P.S. If you chop an onion while it’s submerged in water, your eyes won’t tear up. Stay happy! Cooking is fun!

Scallion White Wine Vinaigrette

Whisk together 2 tablespoons white wine vinegar + 2 teaspoons Dijon + 1/2 teaspoon kosher salt + pepper to taste + 3 green onions, tips cut off, thinly sliced + 1/3 cup Extra Virgin Olive Oil.

Fifty Shades of Salad #1: A Classic Vinaigrette for an Anything-But-Classic Day

Bad days suck.

It started with spilling foundation on one of my favorite dresses (thank you for alleviating my fears, Tide To-Go) and ending with a sleepy Mr. Right closing the window of my car onto three of my fingers. (OW.)

What’s your favorite comfort food? I don’t necessarily mean the classic image of comfort food – mashed potatoes, macaroni and cheese, any form of dessert or potato chip….those things are all delicious, but they don’t magically make everything better. At least not for me.

When everything still gloomy and poignantly over-dramatic, I need chocolate milk (and I mean adding Ghirardelli syrup to regular milk, not that nasty pre-mixed nonsense , a large salad, or Thai food. (Not all at the same time, though. That’s just gross.)

Whilst brooding and annoying Mr. Right, who was being saintly and doing numerous things to make me feel better, i.e. dunking me in a hot bath with ice on the side for my injured finger and a glass of wine, I flipped through my notebooks, magazines, and books in search of something interesting to drag me out of my funk. I discovered I had over fifty different versions of…..salad dressing.
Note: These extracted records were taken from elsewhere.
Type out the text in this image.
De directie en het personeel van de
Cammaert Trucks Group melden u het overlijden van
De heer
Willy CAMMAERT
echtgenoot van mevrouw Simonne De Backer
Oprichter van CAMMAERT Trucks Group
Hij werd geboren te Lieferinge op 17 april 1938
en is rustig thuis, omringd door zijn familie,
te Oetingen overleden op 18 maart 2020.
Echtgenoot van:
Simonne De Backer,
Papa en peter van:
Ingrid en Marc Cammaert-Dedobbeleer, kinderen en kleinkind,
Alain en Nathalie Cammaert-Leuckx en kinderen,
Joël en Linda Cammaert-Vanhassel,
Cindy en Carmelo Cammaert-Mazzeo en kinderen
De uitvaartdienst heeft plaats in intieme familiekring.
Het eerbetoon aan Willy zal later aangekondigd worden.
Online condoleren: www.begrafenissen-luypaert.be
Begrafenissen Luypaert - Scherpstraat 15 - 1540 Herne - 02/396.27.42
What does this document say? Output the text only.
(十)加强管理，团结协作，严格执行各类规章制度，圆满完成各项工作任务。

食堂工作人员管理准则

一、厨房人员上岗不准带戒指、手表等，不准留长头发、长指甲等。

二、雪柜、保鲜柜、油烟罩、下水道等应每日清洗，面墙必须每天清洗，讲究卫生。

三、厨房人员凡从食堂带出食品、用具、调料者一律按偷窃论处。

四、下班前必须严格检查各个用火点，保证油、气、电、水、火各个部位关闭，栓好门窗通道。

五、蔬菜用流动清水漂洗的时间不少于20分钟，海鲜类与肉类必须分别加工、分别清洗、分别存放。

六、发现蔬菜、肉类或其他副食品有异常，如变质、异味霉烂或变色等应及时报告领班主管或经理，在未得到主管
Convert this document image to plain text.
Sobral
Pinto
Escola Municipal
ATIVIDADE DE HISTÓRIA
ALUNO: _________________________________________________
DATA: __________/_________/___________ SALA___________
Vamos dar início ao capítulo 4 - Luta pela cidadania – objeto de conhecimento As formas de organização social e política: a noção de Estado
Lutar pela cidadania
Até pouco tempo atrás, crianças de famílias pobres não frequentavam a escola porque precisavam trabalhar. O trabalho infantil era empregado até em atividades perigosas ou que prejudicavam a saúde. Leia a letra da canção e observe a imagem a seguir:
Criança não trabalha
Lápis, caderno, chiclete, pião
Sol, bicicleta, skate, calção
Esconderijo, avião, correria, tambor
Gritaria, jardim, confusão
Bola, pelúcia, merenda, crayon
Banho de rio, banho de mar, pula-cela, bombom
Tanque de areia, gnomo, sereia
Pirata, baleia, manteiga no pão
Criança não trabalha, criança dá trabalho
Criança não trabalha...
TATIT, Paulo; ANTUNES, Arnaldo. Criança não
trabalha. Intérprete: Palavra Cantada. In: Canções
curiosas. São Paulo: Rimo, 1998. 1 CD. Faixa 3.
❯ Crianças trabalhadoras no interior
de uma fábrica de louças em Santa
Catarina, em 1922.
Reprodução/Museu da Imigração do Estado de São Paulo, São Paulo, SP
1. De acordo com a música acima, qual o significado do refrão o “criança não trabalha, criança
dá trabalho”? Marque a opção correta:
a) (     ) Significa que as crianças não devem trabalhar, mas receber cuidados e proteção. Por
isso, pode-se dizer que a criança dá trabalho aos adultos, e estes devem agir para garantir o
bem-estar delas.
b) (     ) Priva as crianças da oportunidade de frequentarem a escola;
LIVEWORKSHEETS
What the hell? How did that happen? Real talk, that’s just sad….

Hence the following:

fiftyshades

Not saying it’s as awesome as Neil Patrick Harris. But at least it’ll get me through bikini season with a healthier body?

Classic Vinaigrette

2 tablespoons red wine vinegar + 2 teaspoons Dijon (any texture will do) + 1/2 teaspoon kosher salt + pepper to taste – Then whisk in 1/3 cup Extra Virgin Olive Oil.

Also remember that the best salads are simple. It’s about adding the right pop of flavor to the fresh produce at hand. For best results, spoon the dressing over your salad one tablespoon at a time.